Daily Pulse

Our Man In Havana

A British judge has flown to Cuba to hear evidence from elderly musicians and the relatives of dead composers for a copyright dispute over music from the Buena Vista Social Club album and film.

Judge John Lindsay had been hearing the case – which involves rival claims from U.S. and Cuban publishing companies – at London’s High Court, but a video link to Havana broke down and lawyers for the Cuban side argued it would be too difficult and too expensive to bring frail, elderly musicians to the U.K.

Although Judge Lindsay has no jurisdiction in Cuba, he’s been given dispensation to visit the country as a “special examiner” and is hearing testimony at an impromptu tribunal set up in an old colonial mansion that is now a museum in the Havana neighbourhood of Vedado.

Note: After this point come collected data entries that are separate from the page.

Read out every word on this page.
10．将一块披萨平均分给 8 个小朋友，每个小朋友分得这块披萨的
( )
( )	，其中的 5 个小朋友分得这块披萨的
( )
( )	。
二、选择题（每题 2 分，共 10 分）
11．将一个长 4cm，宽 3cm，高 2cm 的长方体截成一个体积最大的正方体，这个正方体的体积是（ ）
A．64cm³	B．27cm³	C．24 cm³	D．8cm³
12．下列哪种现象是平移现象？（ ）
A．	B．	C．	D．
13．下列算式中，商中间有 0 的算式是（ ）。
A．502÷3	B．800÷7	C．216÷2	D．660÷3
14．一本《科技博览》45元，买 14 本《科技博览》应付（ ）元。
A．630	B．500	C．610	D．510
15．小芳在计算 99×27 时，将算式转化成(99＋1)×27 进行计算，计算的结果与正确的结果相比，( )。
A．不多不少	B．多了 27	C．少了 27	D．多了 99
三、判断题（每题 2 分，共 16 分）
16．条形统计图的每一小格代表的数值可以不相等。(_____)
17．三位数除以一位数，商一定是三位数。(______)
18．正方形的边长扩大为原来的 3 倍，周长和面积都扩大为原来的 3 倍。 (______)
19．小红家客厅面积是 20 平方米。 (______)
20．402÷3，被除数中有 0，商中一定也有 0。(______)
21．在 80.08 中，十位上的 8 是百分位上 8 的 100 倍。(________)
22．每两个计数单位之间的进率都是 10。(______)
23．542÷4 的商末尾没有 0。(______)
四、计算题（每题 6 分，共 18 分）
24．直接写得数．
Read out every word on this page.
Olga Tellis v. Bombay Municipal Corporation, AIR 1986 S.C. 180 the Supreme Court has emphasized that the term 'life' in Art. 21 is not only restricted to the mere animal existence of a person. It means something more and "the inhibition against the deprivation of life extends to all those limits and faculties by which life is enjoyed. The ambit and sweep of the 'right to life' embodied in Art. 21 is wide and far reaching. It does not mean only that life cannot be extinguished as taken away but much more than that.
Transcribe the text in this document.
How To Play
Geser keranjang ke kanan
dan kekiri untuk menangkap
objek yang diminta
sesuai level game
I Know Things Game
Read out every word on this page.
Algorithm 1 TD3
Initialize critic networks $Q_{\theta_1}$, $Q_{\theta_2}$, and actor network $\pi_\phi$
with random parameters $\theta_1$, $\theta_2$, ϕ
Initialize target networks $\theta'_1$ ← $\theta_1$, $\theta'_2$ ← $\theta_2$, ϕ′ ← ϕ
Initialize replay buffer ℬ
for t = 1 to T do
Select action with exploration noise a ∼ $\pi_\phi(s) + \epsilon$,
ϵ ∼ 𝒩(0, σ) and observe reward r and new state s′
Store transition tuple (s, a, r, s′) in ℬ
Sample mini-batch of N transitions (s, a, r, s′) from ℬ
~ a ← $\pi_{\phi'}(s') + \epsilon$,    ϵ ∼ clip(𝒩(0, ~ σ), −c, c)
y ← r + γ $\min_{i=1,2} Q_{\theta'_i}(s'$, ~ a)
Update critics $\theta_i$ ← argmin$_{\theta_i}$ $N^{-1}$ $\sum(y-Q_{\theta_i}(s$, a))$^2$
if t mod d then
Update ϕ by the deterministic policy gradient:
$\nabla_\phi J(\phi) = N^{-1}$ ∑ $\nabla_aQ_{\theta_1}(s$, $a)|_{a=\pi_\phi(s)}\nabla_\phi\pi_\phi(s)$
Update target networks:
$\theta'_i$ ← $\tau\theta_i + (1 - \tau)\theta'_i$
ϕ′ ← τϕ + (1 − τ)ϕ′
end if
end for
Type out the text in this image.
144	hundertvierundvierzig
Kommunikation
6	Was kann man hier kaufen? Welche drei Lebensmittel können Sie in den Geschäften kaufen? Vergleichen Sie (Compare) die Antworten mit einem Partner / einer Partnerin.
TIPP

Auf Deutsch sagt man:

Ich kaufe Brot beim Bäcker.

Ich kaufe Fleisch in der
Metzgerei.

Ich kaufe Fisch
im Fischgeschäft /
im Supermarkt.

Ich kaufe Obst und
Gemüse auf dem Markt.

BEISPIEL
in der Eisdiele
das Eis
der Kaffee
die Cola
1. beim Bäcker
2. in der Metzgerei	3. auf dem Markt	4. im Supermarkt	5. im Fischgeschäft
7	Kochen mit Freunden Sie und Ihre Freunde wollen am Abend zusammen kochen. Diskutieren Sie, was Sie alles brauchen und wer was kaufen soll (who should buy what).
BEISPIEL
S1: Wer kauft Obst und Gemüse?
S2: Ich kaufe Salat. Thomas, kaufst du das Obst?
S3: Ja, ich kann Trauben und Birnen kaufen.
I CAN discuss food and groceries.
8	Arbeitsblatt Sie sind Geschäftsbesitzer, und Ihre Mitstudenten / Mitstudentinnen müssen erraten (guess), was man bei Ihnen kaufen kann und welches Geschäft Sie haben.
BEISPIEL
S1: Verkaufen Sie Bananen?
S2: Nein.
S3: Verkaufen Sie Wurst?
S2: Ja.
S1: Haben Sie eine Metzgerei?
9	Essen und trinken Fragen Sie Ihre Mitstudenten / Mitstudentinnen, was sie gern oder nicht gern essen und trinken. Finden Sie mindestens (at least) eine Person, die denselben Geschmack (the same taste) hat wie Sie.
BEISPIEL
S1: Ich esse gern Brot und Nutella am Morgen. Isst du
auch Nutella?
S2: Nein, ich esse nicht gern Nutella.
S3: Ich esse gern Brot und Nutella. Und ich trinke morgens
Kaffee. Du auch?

The hearing concerns a test case of 14 songs, all written by composers who’ve since died, with lawyers for the Cuban side saying their heirs could benefit from royalty payments.

After being overlooked since Fidel Castro’s 1959 revolution, interest in Cuban music surged around the world when U.S. guitarist Ry Cooder brought several musicians together to make the Buena Vista Social Club album in 1997. Film director Wim Wenders followed up two years later with a documentary film of the same name.

U.S.-based publisher Peer International claims that its copyright to the songs, dating back to the 1930s, was unlawfully taken over by the Cuban government that came to power after that 1959 revolution.

It is suing a Cuban firm, Termidor Music Publishers, which sought to register itself in Britain as the owner of the songs’ copyrights.

Publisher Editora Musical de Cuba, which licensed rights to the music to Termidor, argues the original contracts are void because they were “unconscionable bargains” and have no legal standing.

Peter Prescott, a British lawyer acting for the Cubans, said in papers filed at court that many of the composers received only “a few pesos and maybe a drink of rum” for their work.